The success of the government's case depends in a major way on the veracity of Kimberly Bell, a girlfriend who was with Bonds for nine years -- a relationship that continued for a time after he married his current wife. The challenge for the Bonds legal team will be to attack Bell as a woman scorned and intent on revenge, without bullying her and developing sympathy for her among the jurors. The lawyers will face the same challenge when they confront Bonds' former personal manager, Steve Hoskins, and Bonds' former personal assistant, Kathy Hoskins (Steve Hoskins' sister). For Bonds, these cross-examinations are critical. If his lawyers can convince the jury that these witnesses are shading the truth to gain revenge because of what Bonds did to them, the defense can succeed in obtaining a verdict of not guilty. In a somewhat surprise ruling, Illston recently opened the door for Bell and others to testify about alleged physical and emotional changes they claim Bonds underwent as a result of steroid use. That would include Bell's testimony of anger and threats toward her. As well, Bell is expected to recount issues related to Bonds' sexual performance and supposed testicular atrophy.

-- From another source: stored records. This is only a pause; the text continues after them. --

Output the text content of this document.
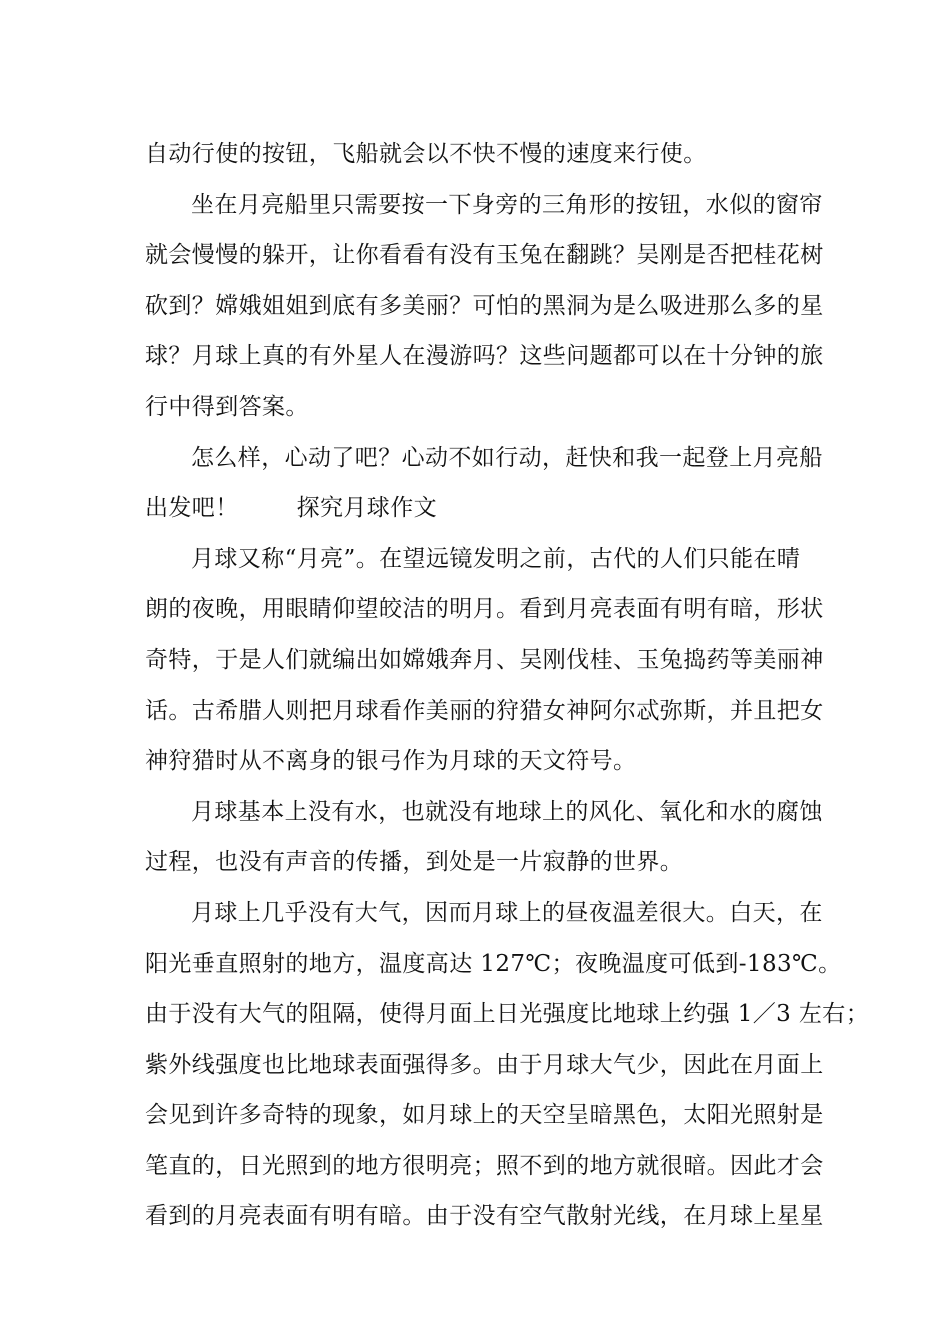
自动行使的按钮，飞船就会以不快不慢的速度来行使。
坐在月亮船里只需要按一下身旁的三角形的按钮，水似的窗帘
就会慢慢的躲开，让你看看有没有玉兔在翻跳？吴刚是否把桂花树
砍到？嫦娥姐姐到底有多美丽？可怕的黑洞为是么吸进那么多的星
球？月球上真的有外星人在漫游吗？这些问题都可以在十分钟的旅
行中得到答案。
怎么样，心动了吧？心动不如行动，赶快和我一起登上月亮船
出发吧！	探究月球作文
月球又称“月亮”。在望远镜发明之前，古代的人们只能在晴
朗的夜晚，用眼睛仰望皎洁的明月。看到月亮表面有明有暗，形状
奇特，于是人们就编出如嫦娥奔月、吴刚伐桂、玉兔捣药等美丽神
话。古希腊人则把月球看作美丽的狩猎女神阿尔忒弥斯，并且把女
神狩猎时从不离身的银弓作为月球的天文符号。
月球基本上没有水，也就没有地球上的风化、氧化和水的腐蚀
过程，也没有声音的传播，到处是一片寂静的世界。
月球上几乎没有大气，因而月球上的昼夜温差很大。白天，在
阳光垂直照射的地方，温度高达 127℃；夜晚温度可低到-183℃。
由于没有大气的阻隔，使得月面上日光强度比地球上约强 1／3 左右；
紫外线强度也比地球表面强得多。由于月球大气少，因此在月面上
会见到许多奇特的现象，如月球上的天空呈暗黑色，太阳光照射是
笔直的，日光照到的地方很明亮；照不到的地方就很暗。因此才会
看到的月亮表面有明有暗。由于没有空气散射光线，在月球上星星
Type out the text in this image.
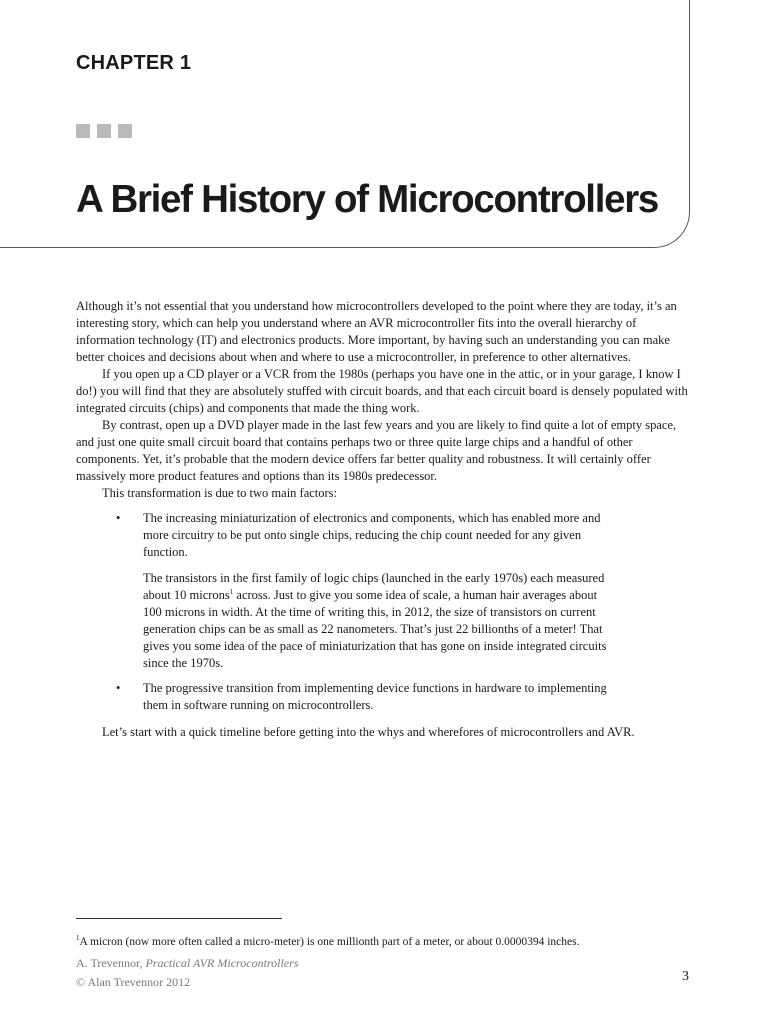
CHAPTER 1
A Brief History of Microcontrollers

Although it’s not essential that you understand how microcontrollers developed to the point where they are today, it’s an interesting story, which can help you understand where an AVR microcontroller fits into the overall hierarchy of information technology (IT) and electronics products. More important, by having such an understanding you can make better choices and decisions about when and where to use a microcontroller, in preference to other alternatives.

If you open up a CD player or a VCR from the 1980s (perhaps you have one in the attic, or in your garage, I know I do!) you will find that they are absolutely stuffed with circuit boards, and that each circuit board is densely populated with integrated circuits (chips) and components that made the thing work.

By contrast, open up a DVD player made in the last few years and you are likely to find quite a lot of empty space, and just one quite small circuit board that contains perhaps two or three quite large chips and a handful of other components. Yet, it’s probable that the modern device offers far better quality and robustness. It will certainly offer massively more product features and options than its 1980s predecessor.

This transformation is due to two main factors:

• The increasing miniaturization of electronics and components, which has enabled more and more circuitry to be put onto single chips, reducing the chip count needed for any given function.

The transistors in the first family of logic chips (launched in the early 1970s) each measured about 10 microns$^1$ across. Just to give you some idea of scale, a human hair averages about 100 microns in width. At the time of writing this, in 2012, the size of transistors on current generation chips can be as small as 22 nanometers. That’s just 22 billionths of a meter! That gives you some idea of the pace of miniaturization that has gone on inside integrated circuits since the 1970s.

• The progressive transition from implementing device functions in hardware to implementing them in software running on microcontrollers.

Let’s start with a quick timeline before getting into the whys and wherefores of microcontrollers and AVR.

$^1$A micron (now more often called a micro-meter) is one millionth part of a meter, or about 0.0000394 inches.
A. Trevennor, Practical AVR Microcontrollers
© Alan Trevennor 2012	3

Claim of government vendetta

It is increasingly fashionable among progressives and various big thinkers to view the BALCO investigation as a wasteful investment of federal resources. Their arguments include assertions that Novitzky and the prosecutors have trampled on the rights of ballplayers and others, and that Bonds is somehow the victim of a "perjury trap." What was once viewed as a masterly probe of a threat to the integrity of both Olympic and professional sports has become to some people a Guantanamo-like shredding of the Constitution. The government's recent efforts directed at the wife and mother-in-law of Bonds' former trainer, Greg Anderson, have fueled the fury of the BALCO critics.

Watch for Bonds' lawyers to channel some of these thoughts and feelings in an effort to transform the surly slugger into a victim. It's likely to be a part of their cross-examination of Novitzky, the agent who led the effort, picked through BALCO's garbage for a year in search of evidence and grabbed the 2003 MLB urine samples that led to the Alex Rodriguez revelations and will be a significant piece of evidence in this trial. If the lawyers can convince the jury that Novitzky and his team were on a vendetta, Bonds will win.

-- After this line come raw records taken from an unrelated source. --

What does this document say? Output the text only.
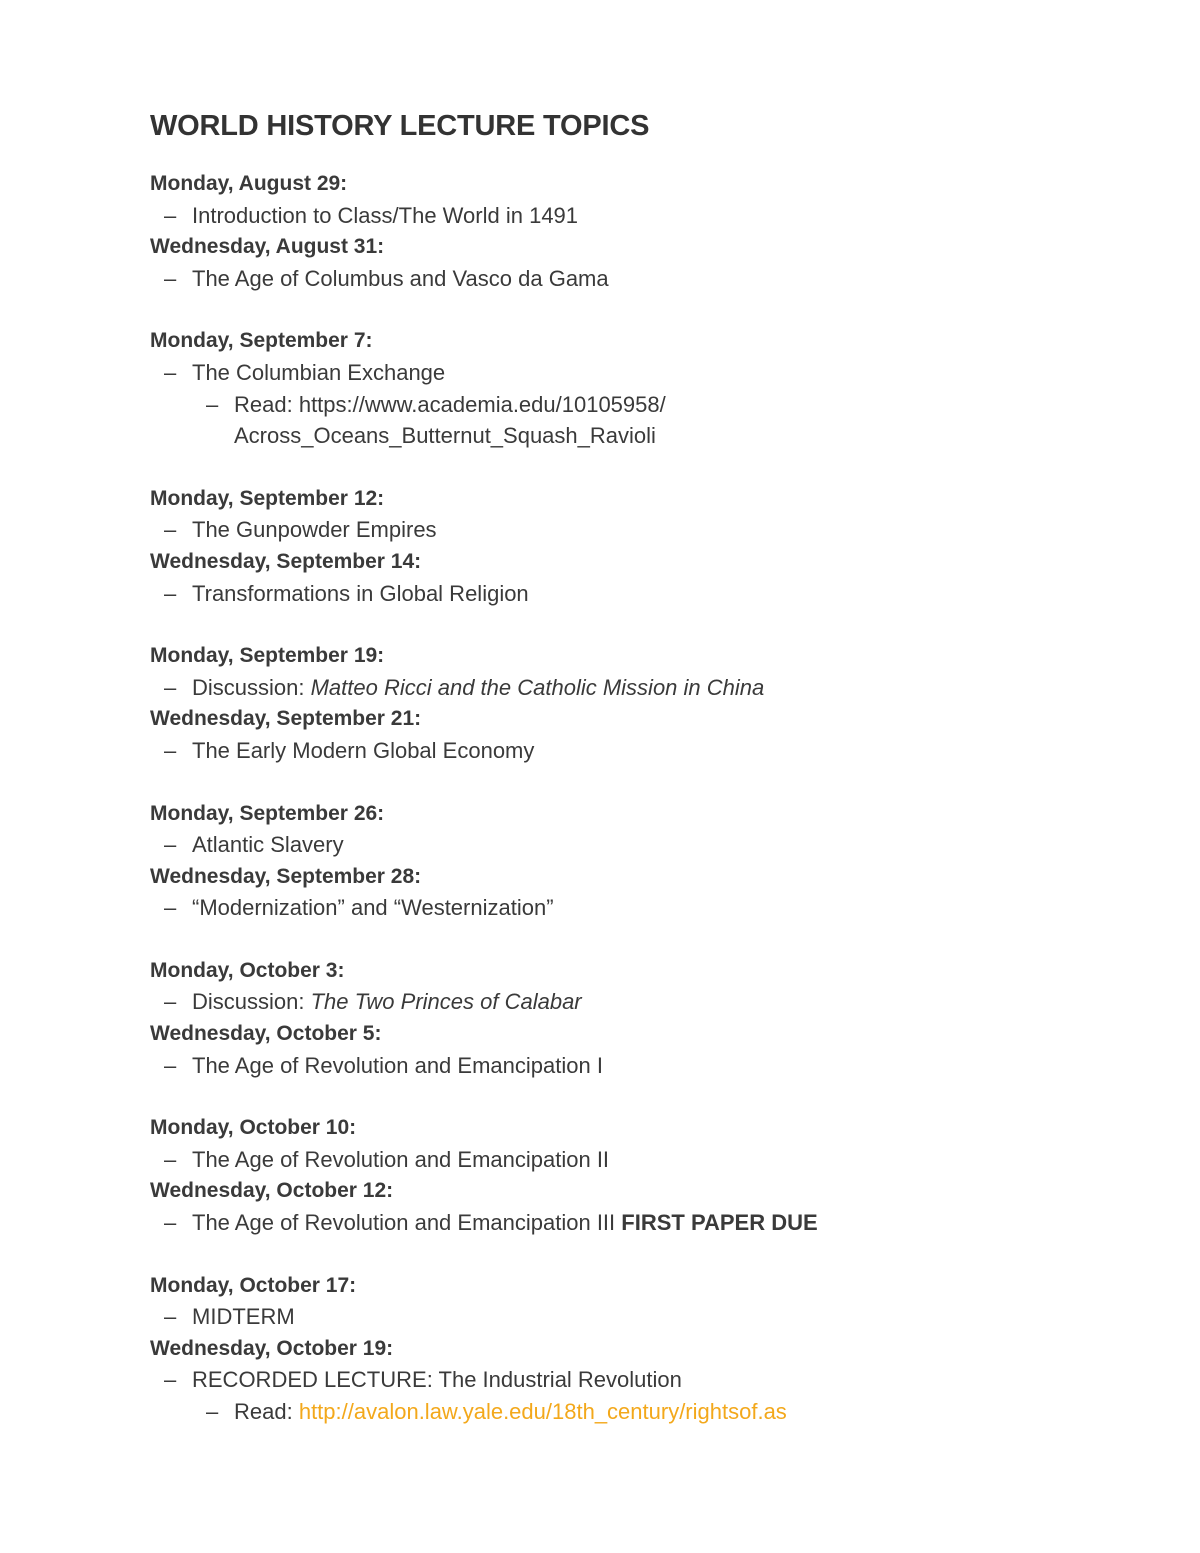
WORLD HISTORY LECTURE TOPICS
Monday, August 29:
– Introduction to Class/The World in 1491
Wednesday, August 31:
– The Age of Columbus and Vasco da Gama
Monday, September 7:
– The Columbian Exchange
– Read: https://www.academia.edu/10105958/
Across_Oceans_Butternut_Squash_Ravioli
Monday, September 12:
– The Gunpowder Empires
Wednesday, September 14:
– Transformations in Global Religion
Monday, September 19:
– Discussion: Matteo Ricci and the Catholic Mission in China
Wednesday, September 21:
– The Early Modern Global Economy
Monday, September 26:
– Atlantic Slavery
Wednesday, September 28:
– “Modernization” and “Westernization”
Monday, October 3:
– Discussion: The Two Princes of Calabar
Wednesday, October 5:
– The Age of Revolution and Emancipation I
Monday, October 10:
– The Age of Revolution and Emancipation II
Wednesday, October 12:
– The Age of Revolution and Emancipation III FIRST PAPER DUE
Monday, October 17:
– MIDTERM
Wednesday, October 19:
– RECORDED LECTURE: The Industrial Revolution
– Read: http://avalon.law.yale.edu/18th_century/rightsof.as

Bonds' demand for a directed verdict

In most trials, it's a perfunctory procedure that goes unnoticed. It comes at the end of the prosecution's case. The defense lawyers tell the judge that the prosecutors have failed to put in a complete case. There is so little evidence, the defense lawyers say, that the jury should not even be permitted to consider a verdict. It is a motion that is almost never granted. But in the Bonds trial, it could be critical. With most of the documentary evidence excluded by Anderson's refusal to testify, if Bonds' lawyers succeed in their attacks on Bell and the Hoskinses, they will be close to obtaining the directed verdict that is every defense lawyer's fantasy. By convincing Illston that something is wrong with the prosecutors' use of the 2003 MLB drug test, the case could come to a quick end. Illston could grant the motion for a directed verdict, and Bonds could walk out of the courtroom in triumph.

Possible testimony from Bonds

Will Bonds testify? Probably not. His legal team will not make a final decision until it sees whether the government has any success in putting in its evidence. Bonds claims he never knew he was taking steroids and other performance-enhancing drugs. He testified that he did what his trainer told him to do, and that he thought he was merely taking flaxseed oil and an arthritis cream. His lawyers will try to show the jury that Bonds knew nothing -- without having Bonds take the stand. That way, they can avoid the possibility of a cross-examination that could allow prosecutors to portray Bonds as a liar who transformed himself with PEDs. If Bonds testifies, he likely will open doors that he and his lawyers would prefer to leave closed.